General Motors has recently announced a recall of 1.6 million of its vehicles, some of which are linked with thirteen deaths over the past eleven years. And federal safety regulators have announced that since 2003, they have received 260 complaints–two per month–specifically about how these vehicles have suddenly shut off while being driven. While obviously dangerous due to a driver’s inability to steer and brake a vehicle that is switched off, such malfunctions also result in air bags being disabled. Moreover, the number of deaths stemming from electrical problems in these cars may be higher than these figures reflect. For example, GM has strictly included only those cases in which cars completely stall, not those in which power steering systems or braking systems failed. (Cases like these have led to additional deaths not included in the GM report.)
Unexpected stalling and other related electrical problems have afflicted several different models of GM cars, Pontiac G5s, Saturn Ions, Chevrolet HHRs, Pontiac Solstices, and Saturn Skys, but this problem has occurred most frequently in mid-2000s Chevrolet Cobalts.
A New York Times article on the issue reads, “Many of the complaints detailed frightening scenes in which moving cars suddenly stalled at high speeds, on highways, in the middle of city traffic, and while crossing railroad tracks. A number of complaints warned of catastrophic consequences if something was not done.” GM responded with “polite but formulaic letters” to consumers, many of which question the existence of a “safety defect trend.”

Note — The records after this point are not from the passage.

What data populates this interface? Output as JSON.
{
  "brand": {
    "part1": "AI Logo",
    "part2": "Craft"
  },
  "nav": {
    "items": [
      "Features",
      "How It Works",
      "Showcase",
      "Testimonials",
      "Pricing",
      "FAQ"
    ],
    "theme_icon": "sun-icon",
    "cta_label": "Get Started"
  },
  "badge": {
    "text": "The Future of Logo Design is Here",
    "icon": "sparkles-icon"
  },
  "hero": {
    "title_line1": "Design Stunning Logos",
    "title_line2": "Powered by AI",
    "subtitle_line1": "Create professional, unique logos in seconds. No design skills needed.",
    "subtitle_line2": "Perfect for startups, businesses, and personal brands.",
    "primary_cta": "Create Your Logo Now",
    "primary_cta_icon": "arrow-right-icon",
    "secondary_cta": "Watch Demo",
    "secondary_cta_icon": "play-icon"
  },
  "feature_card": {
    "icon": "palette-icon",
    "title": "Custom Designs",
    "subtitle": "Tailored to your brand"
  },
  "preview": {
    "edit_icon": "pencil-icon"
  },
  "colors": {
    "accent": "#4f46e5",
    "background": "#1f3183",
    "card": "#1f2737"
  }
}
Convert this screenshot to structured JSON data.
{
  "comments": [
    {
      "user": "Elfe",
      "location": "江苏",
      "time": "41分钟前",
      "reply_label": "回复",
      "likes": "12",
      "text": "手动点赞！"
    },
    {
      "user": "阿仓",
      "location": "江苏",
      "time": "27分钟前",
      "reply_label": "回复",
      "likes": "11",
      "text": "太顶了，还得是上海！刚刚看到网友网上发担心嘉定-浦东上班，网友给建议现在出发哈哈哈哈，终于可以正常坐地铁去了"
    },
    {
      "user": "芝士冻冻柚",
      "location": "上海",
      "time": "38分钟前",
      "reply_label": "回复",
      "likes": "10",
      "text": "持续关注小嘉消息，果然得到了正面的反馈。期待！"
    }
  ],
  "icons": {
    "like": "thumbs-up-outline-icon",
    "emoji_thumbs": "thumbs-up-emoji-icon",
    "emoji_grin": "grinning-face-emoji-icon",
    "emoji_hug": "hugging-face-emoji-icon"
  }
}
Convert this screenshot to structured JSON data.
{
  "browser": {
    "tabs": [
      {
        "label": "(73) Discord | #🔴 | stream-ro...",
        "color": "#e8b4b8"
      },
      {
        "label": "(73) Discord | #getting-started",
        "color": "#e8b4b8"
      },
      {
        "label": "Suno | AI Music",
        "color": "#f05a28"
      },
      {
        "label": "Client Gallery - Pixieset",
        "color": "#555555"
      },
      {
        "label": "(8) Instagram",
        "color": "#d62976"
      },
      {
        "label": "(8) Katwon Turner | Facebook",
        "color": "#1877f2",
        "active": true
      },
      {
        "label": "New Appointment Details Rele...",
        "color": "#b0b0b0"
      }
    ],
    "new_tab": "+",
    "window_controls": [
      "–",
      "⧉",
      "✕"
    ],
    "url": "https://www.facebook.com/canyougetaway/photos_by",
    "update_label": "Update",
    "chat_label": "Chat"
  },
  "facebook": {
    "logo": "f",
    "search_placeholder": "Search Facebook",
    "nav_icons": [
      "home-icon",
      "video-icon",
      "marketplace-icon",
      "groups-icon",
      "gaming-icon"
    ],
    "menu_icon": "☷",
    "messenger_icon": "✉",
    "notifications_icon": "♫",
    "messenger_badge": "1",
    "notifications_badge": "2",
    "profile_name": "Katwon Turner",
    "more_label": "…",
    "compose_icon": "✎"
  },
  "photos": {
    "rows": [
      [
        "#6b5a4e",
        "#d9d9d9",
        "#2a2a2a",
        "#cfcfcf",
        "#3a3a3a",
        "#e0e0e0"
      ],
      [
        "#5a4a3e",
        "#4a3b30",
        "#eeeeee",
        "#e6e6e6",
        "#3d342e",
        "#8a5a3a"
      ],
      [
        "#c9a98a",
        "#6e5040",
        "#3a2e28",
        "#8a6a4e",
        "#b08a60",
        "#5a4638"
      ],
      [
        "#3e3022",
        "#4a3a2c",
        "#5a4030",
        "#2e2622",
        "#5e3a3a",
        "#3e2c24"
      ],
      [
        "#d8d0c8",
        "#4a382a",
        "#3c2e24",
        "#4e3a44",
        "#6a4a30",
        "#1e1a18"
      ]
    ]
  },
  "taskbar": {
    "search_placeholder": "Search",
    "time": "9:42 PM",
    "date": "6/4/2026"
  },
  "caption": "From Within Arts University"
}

Others appealed to their congressional representatives–Barney Frank, former congressman from Massachusetts, complained to GM on behalf of several of his constituents and received a response claiming, “At this time, there is insufficient evidence to warrant opening a safety defect investigation.” Many dissatisfied consumers, some of whom paid thousands of dollars to terminate leases early in order not to have to drive such dangerous cars, did not receive responses from GM at all.
The piece in the Times compares GM’s failure to recognize patterns of complaints to its earlier “failure to detect a wave of highway rollovers in Ford Explorers with Firestone tires, a problem that was eventually linked to 271 deaths.” This led to congressional intervention in the form of a 2000 law forcing vehicle manufacturers to report injuries or deaths linked with alleged design or manufacturing defects rather than having to depend upon consumer reports for accurate figures. This blog has discussed similar problems between the pharmaceutical industry and the Food and Drug Administration, pointing out several times that consumers should have no expectation of corporations to report safety problems with their products when their profits are on the line.
Part of the recall problem can be chalked up to semantics; in order to mandate an investigation, a given defect must pose an “unreasonable risk to safety,” and attorneys on either side of the law claim various definitions of “reasonable” in various contexts. But auto safety advocate Joan Claybrook, who worked in the Carter administration, claims that while “the ability to spot trends is a huge issue, […] the NTHSA [National Highway Traffic Safety Administration] has not got it under control by any means.”
This is but the most recent and most grievous case in which corporations, responsible for reporting safety problems in their own products, have instead chosen to sit on their hands and await intervention from federal investigators. Especially in the wake of Chrysler’s recall of 3 million vehicles and Toyota’s recall of 1.9 million vehicles, consumers should demand tighter regulations and stricter testing standards of automobiles sold in this country.